Effectively, we are going to approximate a continuous function by an average of observations of \(Y\) in a neighborhood, the noise being averaged away.
Assume there is \(N\) equispaced returns in period \(\tau\) of a list (after refreshing data).
Let \(r_{\tau_i}\) be a return (with \(i=1, \ldots,N\)) of an asset in period \(\tau\). Assume there is \(d\) assets.
In order to define the univariate pre-averaging estimator, we first define the pre-averaged returns as
$$
\bar{r}_{\tau_j}^{(k)}= \sum_{h=1}^{k_N-1}g\left(\frac{h}{k_N}\right)r_{\tau_{j+h}}^{(k)}
$$
where g is a non-zero real-valued function \(g:[0,1]\) \(\rightarrow\) \(R\) given by \(g(x)\) = \(\min(x,1-x)\). \(k_N\) is a sequence of integers satisfying \(\mbox{k}_{N} = \lfloor\theta N^{1/2}\rfloor\).
We use \(\theta = 0.8\) as recommended in Hautsch and Podolskij (2013). The pre-averaged returns are simply a weighted average over the returns in a local window.
This averaging diminishes the influence of the noise. The order of the window size \(k_n\) is chosen to lead to optimal convergence rates.
The pre-averaging estimator is then simply the analogue of the realized variance but based on pre-averaged returns and an additional term to remove bias due to noise
$$
\hat{C}= \frac{N^{-1/2}}{\theta \psi_2}\sum_{i=0}^{N-k_N+1} (\bar{r}_{\tau_i})^2-\frac{\psi_1^{k_N}N^{-1}}{2\theta^2\psi_2^{k_N}}\sum_{i=0}^{N}r_{\tau_i}^2
$$
with
$$
\psi_1^{k_N}= k_N \sum_{j=1}^{k_N}\left(g\left(\frac{j+1}{k_N}\right)-g\left(\frac{j}{k_N}\right)\right)^2,\quad
$$
$$
\psi_2^{k_N}= \frac{1}{k_N}\sum_{j=1}^{k_N-1}g^2\left(\frac{j}{k_N}\right).
$$
$$
\psi_2= \frac{1}{12}
$$
The multivariate counterpart is very similar. The estimator is called the Modulated Realized Covariance (rMRCov) and is defined as
$$
\mbox{MRC}= \frac{N}{N-k_N+2}\frac{1}{\psi_2k_N}\sum_{i=0}^{N-k_N+1}\bar{\boldsymbol{r}}_{\tau_i}\cdot \bar{\boldsymbol{r}}'_{\tau_i} -\frac{\psi_1^{k_N}}{\theta^2\psi_2^{k_N}}\hat{\Psi}
$$
where \(\hat{\Psi}_N = \frac{1}{2N}\sum_{i=1}^N \boldsymbol{r}_{\tau_i}(\boldsymbol{r}_{\tau_i})'\). It is a bias correction to make it consistent.
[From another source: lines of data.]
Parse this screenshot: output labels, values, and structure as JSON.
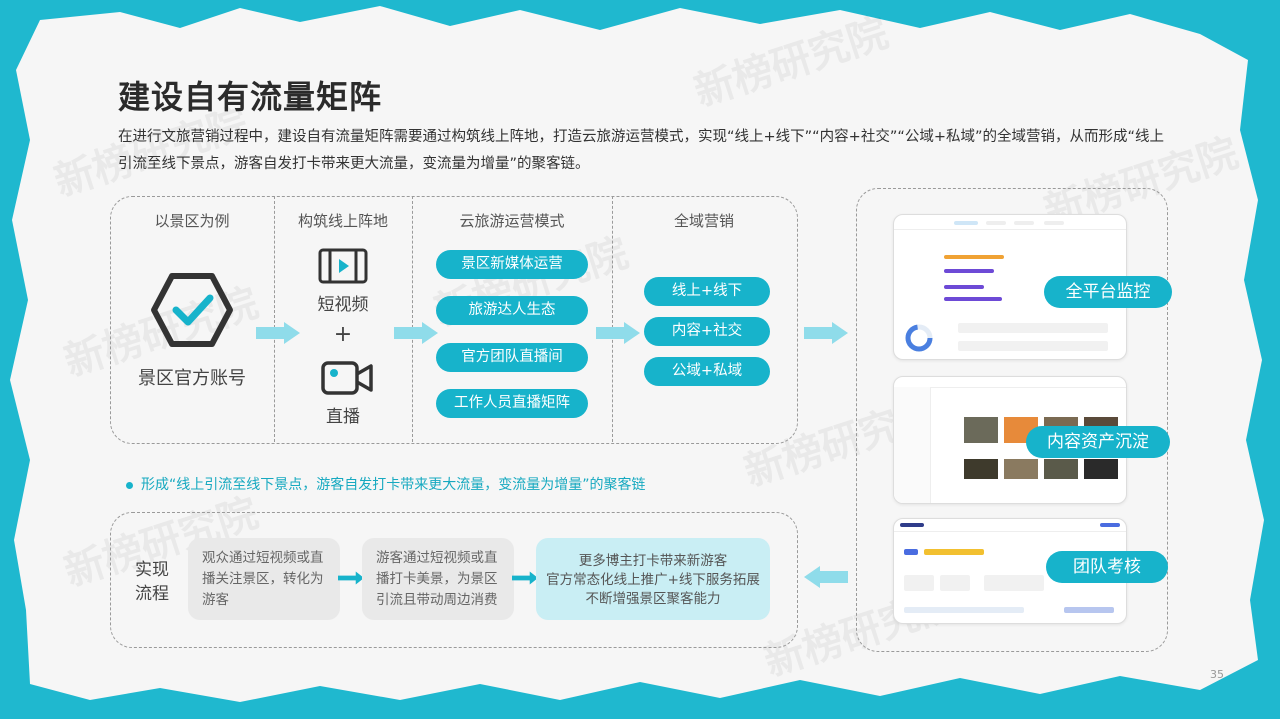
{
  "title": "建设自有流量矩阵",
  "intro": "在进行文旅营销过程中，建设自有流量矩阵需要通过构筑线上阵地，打造云旅游运营模式，实现“线上+线下”“内容+社交”“公域+私域”的全域营销，从而形成“线上引流至线下景点，游客自发打卡带来更大流量，变流量为增量”的聚客链。",
  "watermark": "新榜研究院",
  "columns": {
    "c1": "以景区为例",
    "c2": "构筑线上阵地",
    "c3": "云旅游运营模式",
    "c4": "全域营销"
  },
  "scenic_account": "景区官方账号",
  "short_video": "短视频",
  "plus": "+",
  "live": "直播",
  "ops_modes": [
    "景区新媒体运营",
    "旅游达人生态",
    "官方团队直播间",
    "工作人员直播矩阵"
  ],
  "marketing": [
    "线上+线下",
    "内容+社交",
    "公域+私域"
  ],
  "bullet": "形成“线上引流至线下景点，游客自发打卡带来更大流量，变流量为增量”的聚客链",
  "process_label_1": "实现",
  "process_label_2": "流程",
  "step1": "观众通过短视频或直播关注景区，转化为游客",
  "step2": "游客通过短视频或直播打卡美景，为景区引流且带动周边消费",
  "step3": [
    "更多博主打卡带来新游客",
    "官方常态化线上推广+线下服务拓展",
    "不断增强景区聚客能力"
  ],
  "tags": [
    "全平台监控",
    "内容资产沉淀",
    "团队考核"
  ],
  "page_number": "35",
  "colors": {
    "accent": "#17b3cb",
    "background": "#1fb8cf"
  }
}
However, due to this correction, the estimator is not ensured PSD.
An alternative is to slightly enlarge the bandwidth such that \(\mbox{k}_{N} = \lfloor\theta N^{1/2+\delta}\rfloor\). \(\delta = 0.1\) results in a consistent estimate without the bias correction and a PSD estimate, in which case:
$$
\mbox{MRC}^{\delta}= \frac{N}{N-k_N+2}\frac{1}{\psi_2k_N}\sum_{i=0}^{N-k_N+1}\bar{\boldsymbol{r}}_i\cdot \bar{\boldsymbol{r}}'_i
$$